Read and write of any language invokes kernel read write function, we try to minimize the calls of top level calls for read ie. language call overhead.

We can’t use boost in Blender i guess for m/y mapped files.

Thanks , it was really helpful for my further understanding.

Perhaps, however there is a win32 implementation of mmap available in blender (which means mmap is available for all platforms), so you could do it without boost, i just used boost since it was easy for testing, i’m not expecting any big performance difference between boost and nmap. however since mem mapped files offer little perf increase over fgets and some rather large down sides i doubt it’s worth the hassle.

1 Like

Will try mmap, and will post my benchmarks with m/y mapping.

There was a GSOC project last year about fast I/O for obj, IIRC it didn’t make it in to the master. But I think you should still look into it!

Obj is a complex format to implement,animation,material data require a lot of work.hence the idea is take small step and implement STL and PLY.

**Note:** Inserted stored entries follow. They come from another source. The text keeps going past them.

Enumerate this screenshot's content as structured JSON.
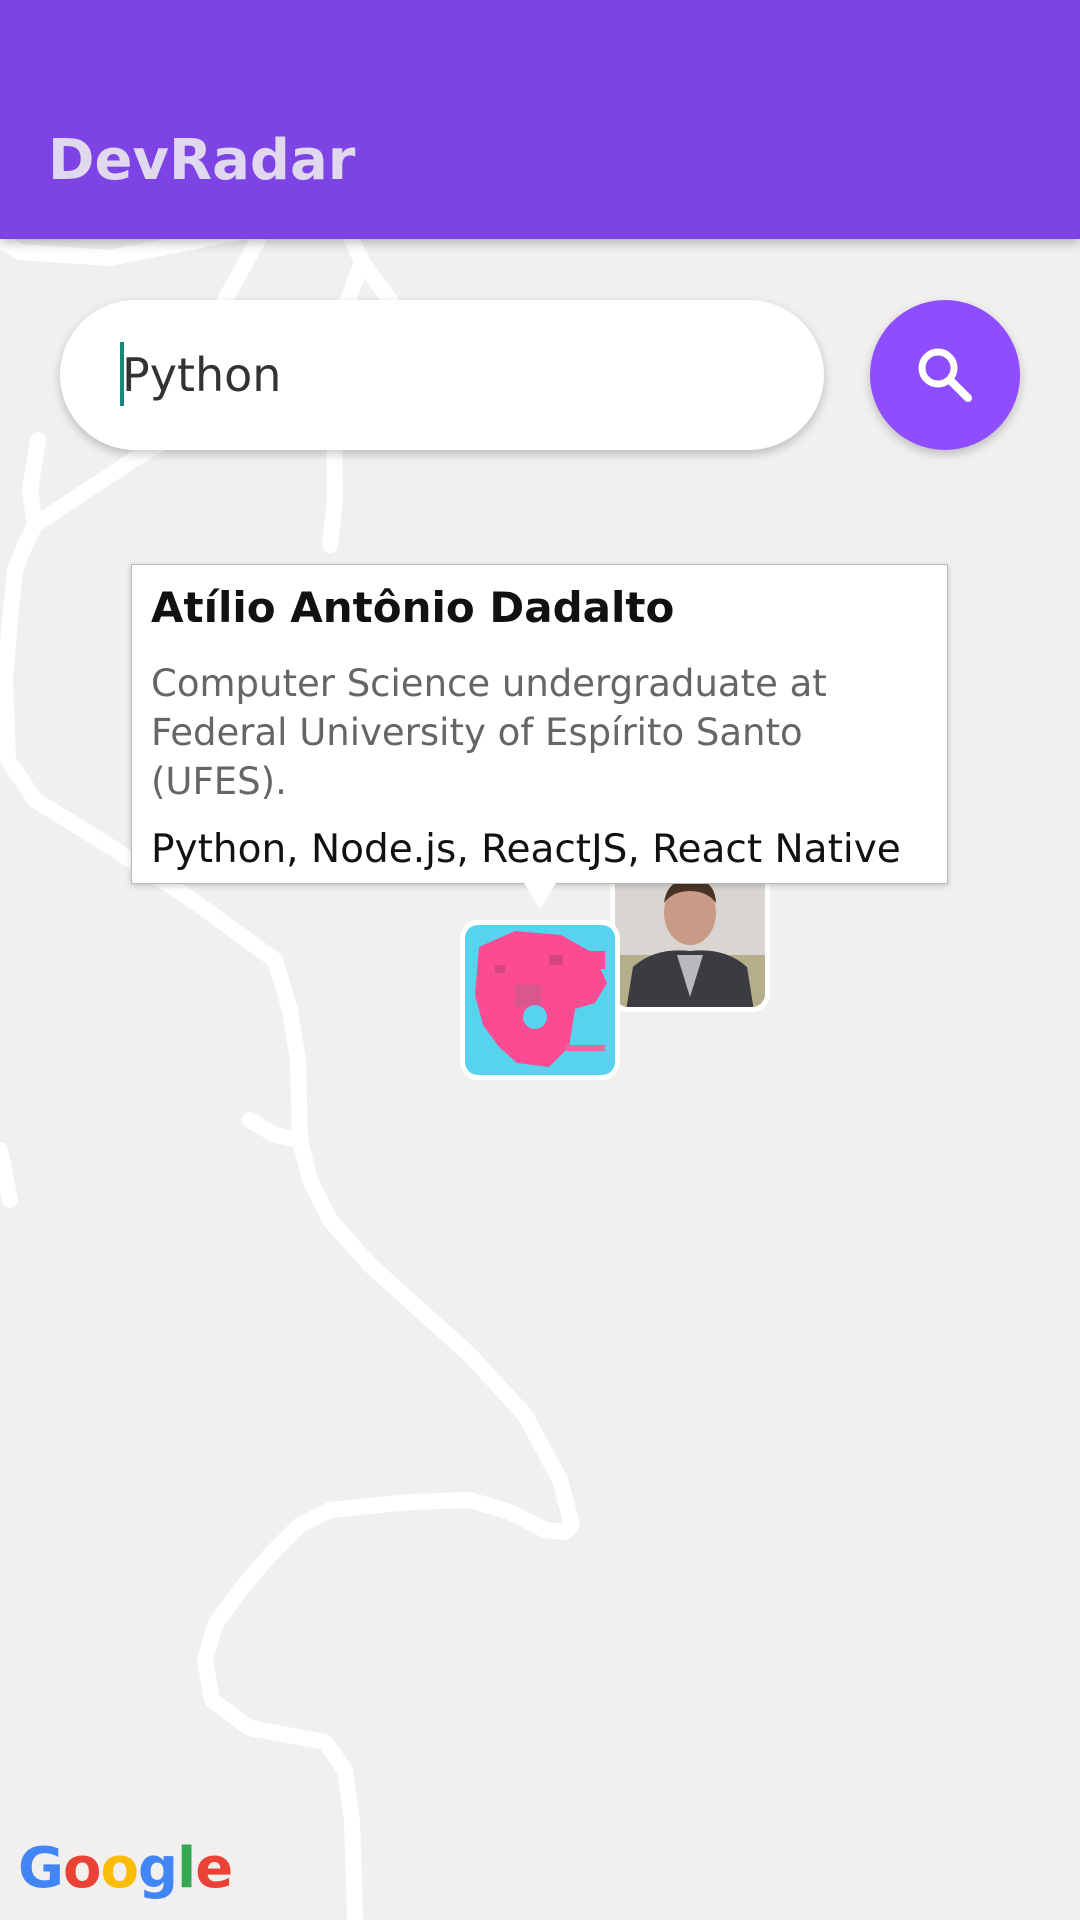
{
  "app": {
    "title": "DevRadar",
    "accent_color": "#7d43e4",
    "button_color": "#8e4dff"
  },
  "search": {
    "value": "Python",
    "button_icon": "search-icon"
  },
  "callout": {
    "name": "Atílio Antônio Dadalto",
    "bio": "Computer Science undergraduate at Federal University of Espírito Santo (UFES).",
    "techs": "Python, Node.js, ReactJS, React Native"
  },
  "markers": [
    {
      "icon": "developer-photo-avatar"
    },
    {
      "icon": "pink-cyan-pixel-avatar"
    }
  ],
  "map": {
    "attribution": "Google"
  }
}
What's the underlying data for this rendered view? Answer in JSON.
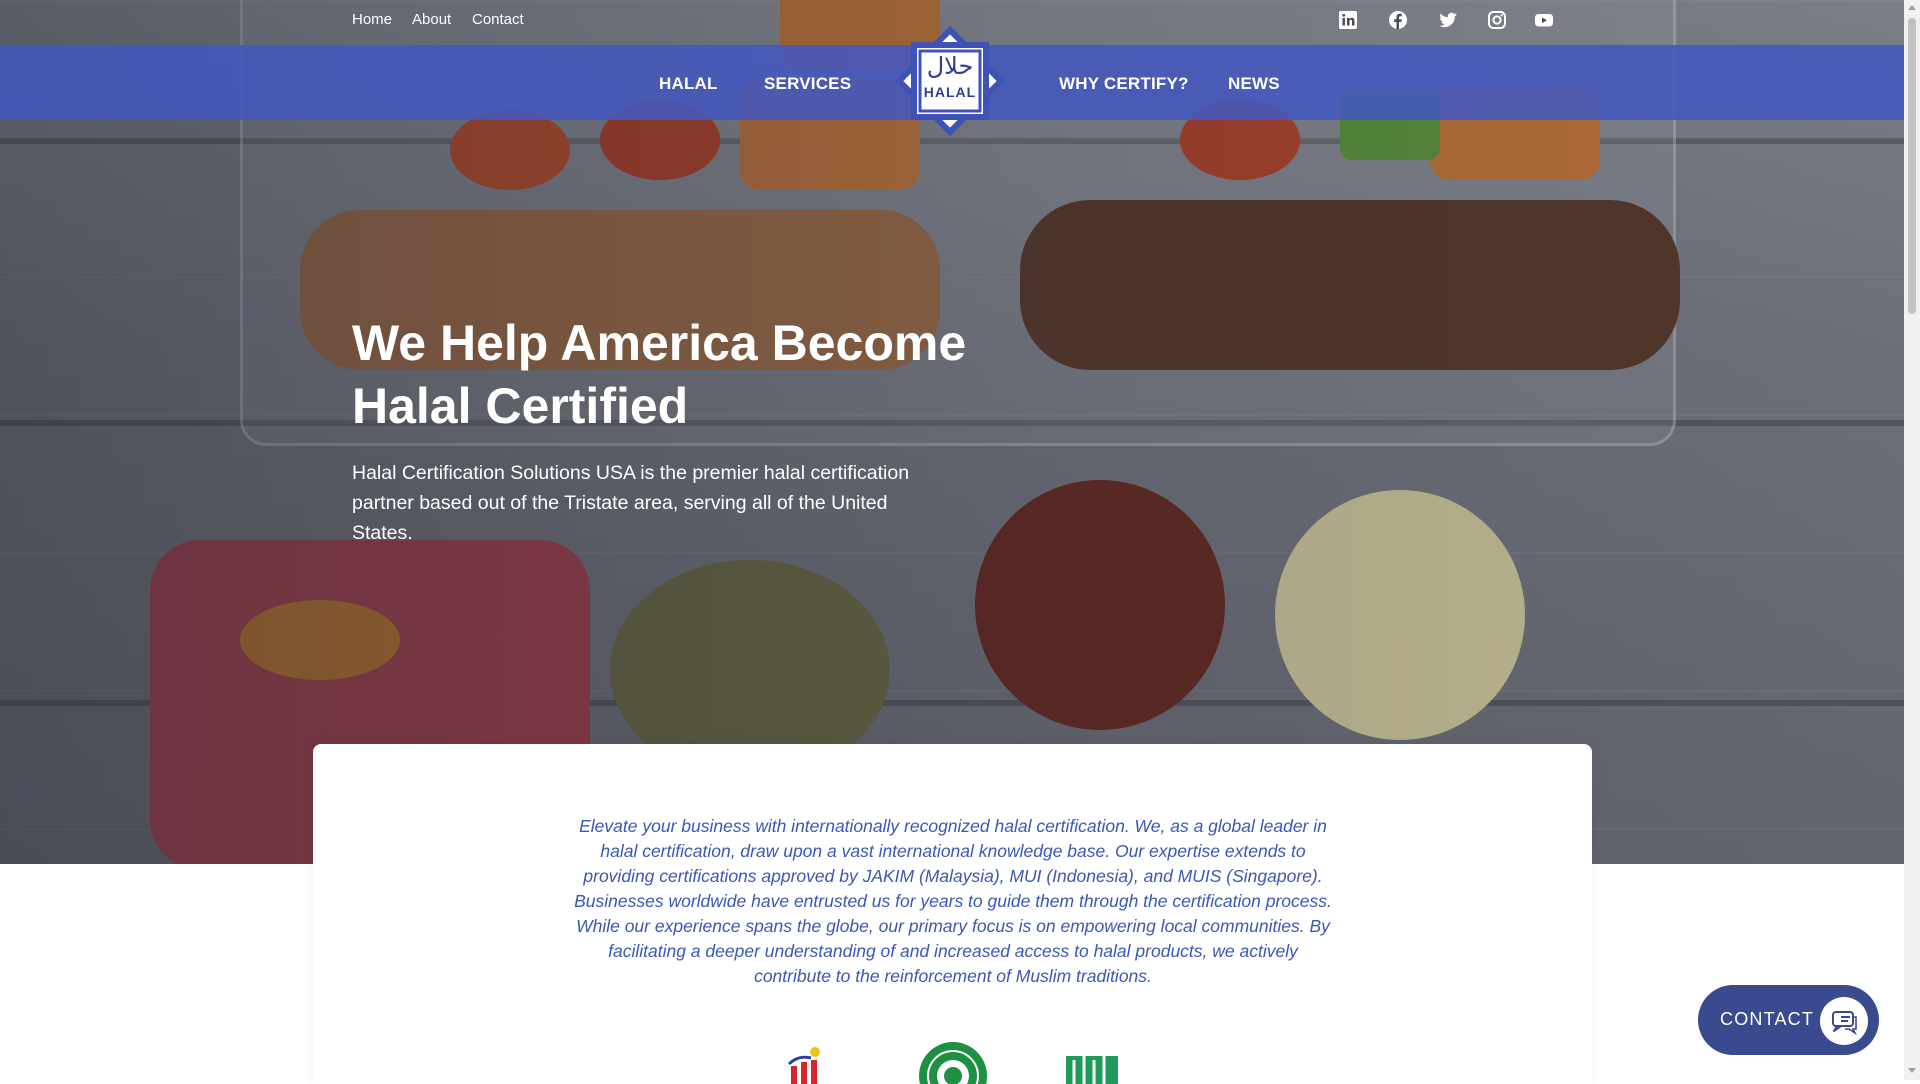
{
  "topbar": {
    "links": [
      "Home",
      "About",
      "Contact"
    ],
    "social": [
      "linkedin-icon",
      "facebook-icon",
      "twitter-icon",
      "instagram-icon",
      "youtube-icon"
    ]
  },
  "nav": {
    "left": [
      "HALAL",
      "SERVICES"
    ],
    "right": [
      "WHY CERTIFY?",
      "NEWS"
    ],
    "logo_arabic": "حلال",
    "logo_text": "HALAL"
  },
  "hero": {
    "headline_line1": "We Help America Become",
    "headline_line2": "Halal Certified",
    "lead": "Halal Certification Solutions USA is the premier halal certification partner based out of the Tristate area, serving all of the United States."
  },
  "intro": {
    "text": "Elevate your business with internationally recognized halal certification. We, as a global leader in halal certification, draw upon a vast international knowledge base. Our expertise extends to providing certifications approved by JAKIM (Malaysia), MUI (Indonesia), and MUIS (Singapore). Businesses worldwide have entrusted us for years to guide them through the certification process. While our experience spans the globe, our primary focus is on empowering local communities. By facilitating a deeper understanding of and increased access to halal products, we actively contribute to the reinforcement of Muslim traditions."
  },
  "certifications": [
    "jakim-logo",
    "mui-logo",
    "muis-logo"
  ],
  "contact_button": {
    "label": "CONTACT",
    "icon": "chat-icon"
  },
  "colors": {
    "nav_blue": "#4458be",
    "text_blue": "#3b57b8",
    "contact_bg": "#3a4a8e"
  }
}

That’s probably a good way to ensure you’ll be able to finish on time and do things well, and not fall into the same difficulties that caused the last project to fail.

1 Like

Please also read the discussion in Clarifications for Fast IO project; And the proposal about memory mapping files.

2 Likes

I have already started creating this project, i think completion of this task is not bound by my selection chances, i feel happy to contribute to Blender,and will further try to contribute regardless of my selection.

1 Like

I have Messaged you my draft kindly provide feedback.

This topic is dear to my heart! I do a lot of work with large (>5M) point clouds, and while my own c++ ply importer is fast, the entire pipeline slows when it comes time to import into Blender. Thank you for working on this!